Prix du carburant en hausse, annulations de vols, destinations inaccessibles… Les répercussions de la guerre au Moyen-Orient risquent de compliquer vos projets de voyage.
Les destinations lointaines subissent le contrecoup de la guerre, comme l’indique Le Parisien. De nombreux vols passent par des villes actuellement en zone de conflit, rendant des itinéraires, comme ceux transitant par Doha au Qatar—une plateforme essentielle pour les longs courriers—, impossibles. Les hostilités, débutées le 28 février avec l’attaque israélo-américaine sur l’Iran, ont perturbé le trafic aérien, entraînant des annulations massives.
Le gouvernement français a également émis des recommandations strictes pour ses citoyens se trouvant dans des pays touchés par le conflit. Selon Franceinfo, il est conseillé aux ressortissants présents en Iran, en Israël, ou dans d’autres nations de la région de s’enregistrer sur le Fil d'Ariane, une plateforme de sécurité qui fournit des alertes et des conseils essentiels. Beaucoup de ces territoires se trouvent en état d’urgence ou doivent faire face à des attaques militaires fréquentes.

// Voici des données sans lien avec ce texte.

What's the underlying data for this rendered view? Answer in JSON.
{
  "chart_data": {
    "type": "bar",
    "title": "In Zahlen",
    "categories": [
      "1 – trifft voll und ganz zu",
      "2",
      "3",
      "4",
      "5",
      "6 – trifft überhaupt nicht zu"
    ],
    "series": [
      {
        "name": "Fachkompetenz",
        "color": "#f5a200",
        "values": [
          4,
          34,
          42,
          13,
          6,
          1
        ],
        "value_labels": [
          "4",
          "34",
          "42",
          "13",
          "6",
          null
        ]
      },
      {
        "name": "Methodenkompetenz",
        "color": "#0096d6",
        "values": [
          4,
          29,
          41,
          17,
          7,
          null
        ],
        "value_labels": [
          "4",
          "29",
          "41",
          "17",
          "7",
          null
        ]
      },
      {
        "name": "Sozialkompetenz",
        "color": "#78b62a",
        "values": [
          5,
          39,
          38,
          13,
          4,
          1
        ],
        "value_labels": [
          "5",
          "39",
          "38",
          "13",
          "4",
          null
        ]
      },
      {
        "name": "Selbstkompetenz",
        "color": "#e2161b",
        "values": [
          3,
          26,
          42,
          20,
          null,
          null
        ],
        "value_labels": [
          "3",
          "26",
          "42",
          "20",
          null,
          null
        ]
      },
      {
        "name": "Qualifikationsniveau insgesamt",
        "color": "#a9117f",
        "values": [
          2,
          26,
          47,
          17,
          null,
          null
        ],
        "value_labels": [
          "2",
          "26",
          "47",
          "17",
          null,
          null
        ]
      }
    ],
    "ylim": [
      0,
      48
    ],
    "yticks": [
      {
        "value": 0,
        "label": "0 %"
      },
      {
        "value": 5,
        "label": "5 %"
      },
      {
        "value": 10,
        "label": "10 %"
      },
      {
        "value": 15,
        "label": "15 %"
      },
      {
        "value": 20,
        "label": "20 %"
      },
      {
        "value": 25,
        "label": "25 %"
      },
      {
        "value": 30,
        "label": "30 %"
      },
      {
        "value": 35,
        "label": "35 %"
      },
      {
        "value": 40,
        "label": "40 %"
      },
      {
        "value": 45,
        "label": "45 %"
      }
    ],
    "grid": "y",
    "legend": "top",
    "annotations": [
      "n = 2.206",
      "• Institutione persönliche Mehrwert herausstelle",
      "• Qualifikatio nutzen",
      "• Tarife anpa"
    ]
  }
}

Des prix en forte hausse dans l'Hexagone
Face à ces incertitudes, de nombreux Européens optent pour des destinations plus proches, avec des pays comme l’Italie et l’Espagne en tête des choix. Cette tendance est motivée par des raisons de sécurité ainsi que par des considérations économiques. La guerre a également entraîné une flambée des prix du kérosène, dont le baril a atteint récemment des sommets, faisant passer le coût moyen de 85-90 dollars (environ 73-78 euros) à 150-200 dollars (130-175 euros). Par conséquent, les compagnies aériennes, telles qu’Air France-KLM, ont ajusté leurs tarifs, augmentant les prix de 50 euros pour des vols vers des destinations lointaines.
Cependant, même pour ceux qui choisissent de rester en France, un choix qui semble prudent, le budget vacances pourrait subir une hausse. L'augmentation des coûts de l'énergie, notamment le gaz et le pétrole, impacte le secteur touristique. Les prix des hébergements, qu'ils soient hôteliers ou dans des campings, pourraient également augmenter légèrement. Néanmoins, certains groupes hôteliers comme Machefert, qui possède 15 établissements à Paris, envisagent une affluence d’étrangers ne pouvant se rendre au Moyen-Orient ou aux États-Unis, selon le PDG Kevin Machefert.
À noter que voyager en train ou en bus demeure relativement épargné par cette crise des prix. François Delétraz, président de la FNAUT, souligne les avantages du réseau ferroviaire français, majoritairement alimenté par l’électricité, en opposition à d’autres pays encore tributaires du diesel. Pour FlixBus, les tarifs restent constants malgré les fluctuations du coût du carburant. Vincent Hays, directeur de FlixBus France, indique que la hausse de la fréquentation et les efforts stratégiques de l’entreprise permettent de maintenir ces prix.